Thursday 3 August 2006

Time

Thinking about The Lake House has brought up a couple of paradoxes. Alex died on the valentine's day of 2005. When Kate sent the letter through the mailbox to tell Alex to wait for her and, in turn, made him avoid the accident and eventually live on, Alex's brother would probably somehow have his mind warped to the current situation of Alex being actually alive and not dead. But the fact that Kate is aware that she actually saved his life at the end of the story and with all that smooching going on, it must mean that she actually has a higher level of knowledge over the confines of time and space? Because if she was like everyone else, the moment Alex survived that 'accident' by actually never crossing the road at all would have made her mind calibrated to actually believing that he was still alive all along, and not that she actually saved his life. If this isn't the case, then Alex would seemingly have 'resurrected' out of nowhere, and his brother and everyone else would still be thinking that he's actually dead.

Another problem is to do with the reserved dinner meeting, where Alex somehow never turned up for. We know the reason why he didn't turn up was because he actually died before the date came. If that's the case, saving Alex from the accident must've meant that he was alive all the while since the valentine's of 2005 through to the dinner date and beyond, so he must've met Kate up for dinner that day. So by right, Kate must've had some recollection of him actually turning up the dinner and that the date proceeded on as planned, since he was still alive. But as it seems, with Kate's memory of events still unchanged (since she was still emotional and they were smooching and all that shit), it must mean that Alex still had never attended that reserved dinner date for some very peculiar reason.

I wanna watch Click. It's the first movie with a concept that I've always thought of for the longest time. One of the things I've always pondered is that whether or not, when you freeze time for every single thing else except yourself and you lift up a book from a table and let go, the book will stay in mid air. Because by some logic which name I cannot put to, with time frozen, gravity would also cease to function.

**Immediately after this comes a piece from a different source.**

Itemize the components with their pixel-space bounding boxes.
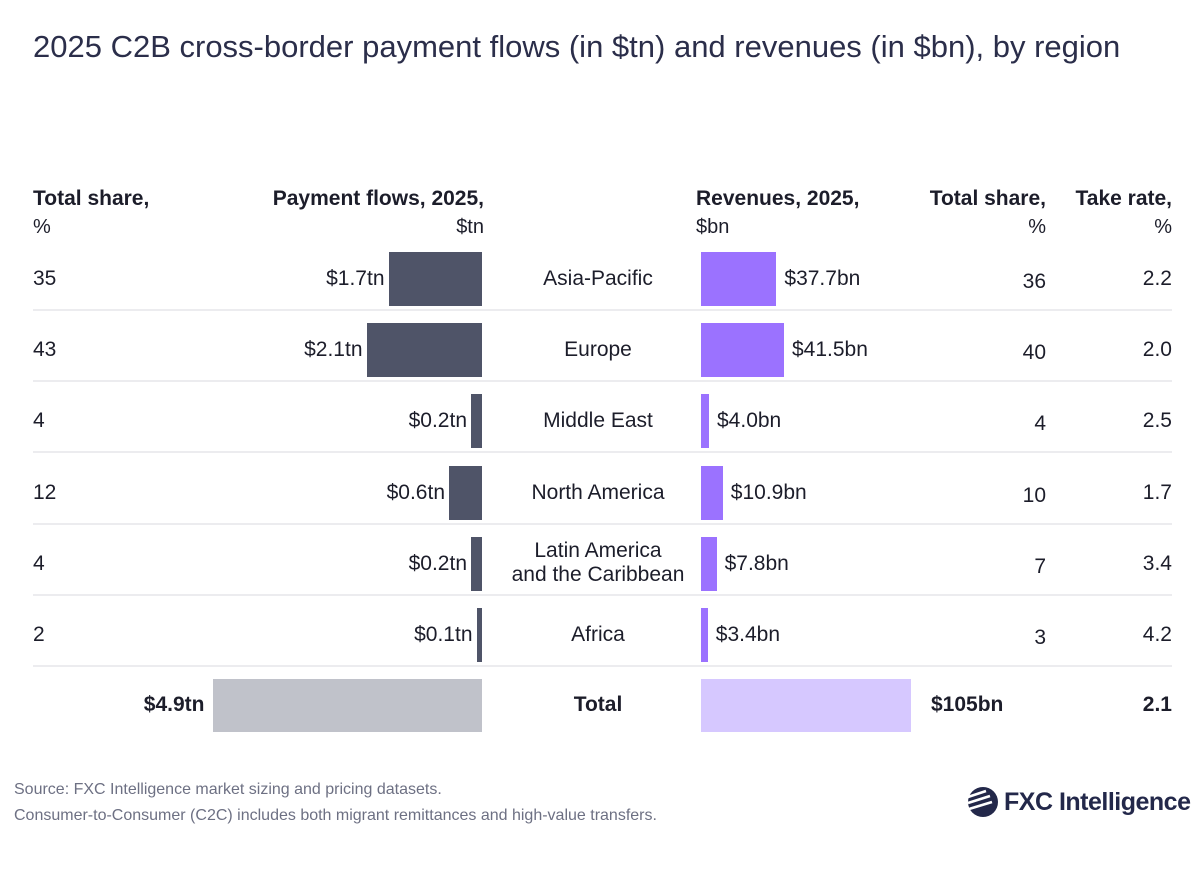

What happens then if you retardedly decided to freeze the time of everything, including yourself? Because if let's say the time of everything else was frozen and you did a thousand things before resuming time, somebody observing you wouldn't notice anything amiss if you start and end at the same position as before the moment you froze time. So that means theoretically, as time is measured in moments here, there is always one moment after another and that implies that somehow, time must go on. So if you froze time for a thousand years and some divine power resumed it, nobody would notice that a thousand years had passed between those two moments. So if you froze even the power to unfreeze time, how would time continue? When will the next moment ever come, since in theory there must be another moment after that?